Fußball
Schmidt hofft auf Endspurt im Ticketverkauf
DFB-Schatzmeister Horst R. Schmidt setzt hinsichtlich des unbefriedigenden Ticketabsatzes für die Fußball-WM in Südafrika (11. Juni bis 11. Juli) auf den Start des Direktverkaufes am 15. April. "Ich hoffe, das gibt nochmal einen guten Schub. Wir haben bisher von insgesamt knapp drei Millionen Tickets rund 2,2 Millionen verkauft. Es müssen also noch 700.000 bis 800.000 Karten verkauft werden. Dafür haben wir rund 90 Tage Zeit", sagte Schmidt, der den Weltverband FIFA in Südafrika-Fragen berät, während einer Podiumsdiskussion in Berlin.

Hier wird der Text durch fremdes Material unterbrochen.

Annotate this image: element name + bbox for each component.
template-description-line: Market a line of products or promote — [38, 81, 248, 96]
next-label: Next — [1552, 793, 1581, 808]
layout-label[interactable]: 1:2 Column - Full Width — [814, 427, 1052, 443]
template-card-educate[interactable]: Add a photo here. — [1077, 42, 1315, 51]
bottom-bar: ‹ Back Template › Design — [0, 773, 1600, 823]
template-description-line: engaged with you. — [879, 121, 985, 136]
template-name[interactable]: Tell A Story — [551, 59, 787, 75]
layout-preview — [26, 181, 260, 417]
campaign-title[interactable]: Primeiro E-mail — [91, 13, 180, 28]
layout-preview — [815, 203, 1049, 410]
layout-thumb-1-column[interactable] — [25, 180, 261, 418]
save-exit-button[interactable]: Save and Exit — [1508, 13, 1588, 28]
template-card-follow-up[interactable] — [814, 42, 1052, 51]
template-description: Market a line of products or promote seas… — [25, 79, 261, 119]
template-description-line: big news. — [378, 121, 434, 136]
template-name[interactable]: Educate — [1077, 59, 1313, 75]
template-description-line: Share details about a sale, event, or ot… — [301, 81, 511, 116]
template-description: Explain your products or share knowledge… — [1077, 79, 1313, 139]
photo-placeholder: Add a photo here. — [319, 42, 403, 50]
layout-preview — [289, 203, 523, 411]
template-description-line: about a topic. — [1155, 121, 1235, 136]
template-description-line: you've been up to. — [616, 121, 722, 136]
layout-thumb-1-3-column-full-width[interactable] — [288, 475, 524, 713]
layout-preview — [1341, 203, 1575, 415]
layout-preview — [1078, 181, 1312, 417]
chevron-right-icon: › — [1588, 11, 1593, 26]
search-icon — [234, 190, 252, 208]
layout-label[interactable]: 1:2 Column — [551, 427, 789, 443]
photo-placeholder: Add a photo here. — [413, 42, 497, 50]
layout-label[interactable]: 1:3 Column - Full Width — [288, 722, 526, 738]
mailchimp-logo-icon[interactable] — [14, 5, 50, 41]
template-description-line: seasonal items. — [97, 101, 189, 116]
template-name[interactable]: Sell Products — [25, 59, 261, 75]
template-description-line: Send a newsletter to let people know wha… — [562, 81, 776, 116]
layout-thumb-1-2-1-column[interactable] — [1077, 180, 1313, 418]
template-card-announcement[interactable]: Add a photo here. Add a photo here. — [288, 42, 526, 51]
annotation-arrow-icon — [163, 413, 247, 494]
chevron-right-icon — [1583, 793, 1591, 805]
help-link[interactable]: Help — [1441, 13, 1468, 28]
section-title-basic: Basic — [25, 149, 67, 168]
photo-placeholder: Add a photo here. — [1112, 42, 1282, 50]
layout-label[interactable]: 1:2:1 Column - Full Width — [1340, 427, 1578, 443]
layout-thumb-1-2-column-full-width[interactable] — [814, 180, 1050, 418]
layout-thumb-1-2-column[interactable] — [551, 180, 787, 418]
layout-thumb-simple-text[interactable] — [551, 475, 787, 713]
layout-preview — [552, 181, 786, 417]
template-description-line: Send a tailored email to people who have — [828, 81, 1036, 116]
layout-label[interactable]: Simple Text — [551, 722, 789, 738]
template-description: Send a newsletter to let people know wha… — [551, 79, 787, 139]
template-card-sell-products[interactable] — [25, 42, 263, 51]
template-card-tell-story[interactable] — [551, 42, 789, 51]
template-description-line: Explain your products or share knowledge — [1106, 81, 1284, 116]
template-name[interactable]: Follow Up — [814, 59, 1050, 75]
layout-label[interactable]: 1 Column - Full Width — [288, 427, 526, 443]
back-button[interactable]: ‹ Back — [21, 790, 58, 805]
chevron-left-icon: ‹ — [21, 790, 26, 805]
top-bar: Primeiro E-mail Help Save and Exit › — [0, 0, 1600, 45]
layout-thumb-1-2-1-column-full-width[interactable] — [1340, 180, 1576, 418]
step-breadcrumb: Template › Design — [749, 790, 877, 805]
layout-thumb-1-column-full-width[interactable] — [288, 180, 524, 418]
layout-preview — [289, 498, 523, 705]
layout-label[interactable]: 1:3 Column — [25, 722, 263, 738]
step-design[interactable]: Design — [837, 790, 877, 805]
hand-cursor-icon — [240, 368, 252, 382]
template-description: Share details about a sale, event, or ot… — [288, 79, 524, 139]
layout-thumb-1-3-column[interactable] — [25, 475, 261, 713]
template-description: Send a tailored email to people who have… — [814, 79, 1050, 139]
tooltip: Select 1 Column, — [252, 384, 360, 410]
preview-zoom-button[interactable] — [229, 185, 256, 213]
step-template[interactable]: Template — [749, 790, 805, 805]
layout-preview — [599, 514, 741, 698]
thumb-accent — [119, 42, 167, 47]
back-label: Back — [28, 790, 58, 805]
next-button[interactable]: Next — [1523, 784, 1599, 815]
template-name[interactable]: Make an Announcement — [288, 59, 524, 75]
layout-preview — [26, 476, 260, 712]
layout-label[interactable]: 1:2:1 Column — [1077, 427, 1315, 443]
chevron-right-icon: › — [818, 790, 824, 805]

Besonders bei den einheimischen Fans hinke der Ticketabsatz hinterher. "Natürlich ist das Internet in Südafrika weniger Menschen zugänglich. Deshalb hoffen wir auf den direkten Verkauf. Zum Schluss sollte der Heimanteil der Tickets bei zwei Dritteln, also rund zwei Millionen, liegen", sagte Schmidt. Um den Verkauf zusätzlich anzukurbeln, sei der Anteil der günstigsten Tickets auf rund 30 Prozent erhöht worden. Parallel zum Direktverkauf läuft der Internetvertrieb der Tickets weiter. Südafrikas Tourismusminister Marthinus van Schalkwyk kritisierte unterdessen die seiner Meinung nach zu negative Berichterstattung der deutschen Medien. "Ich habe einige Artikel gelesen, in denen die Sorgen über die Sicherheit doch stark übertrieben waren. In Washington D.C., London oder Moskau gibt es auch Gegenden, von denen man weiß, dass man sie meiden sollte", sagte er. Natürlich sei es wichtig, die Sicherheitsfrage zu stellen. "Und wir werden sie auch beantworten, aber etwas mehr Fairness wäre schon wünschenswert", sagte der südafrikanische Politiker, der davon überzeugt ist, dass "die WM ein großartiger Erfolg wird".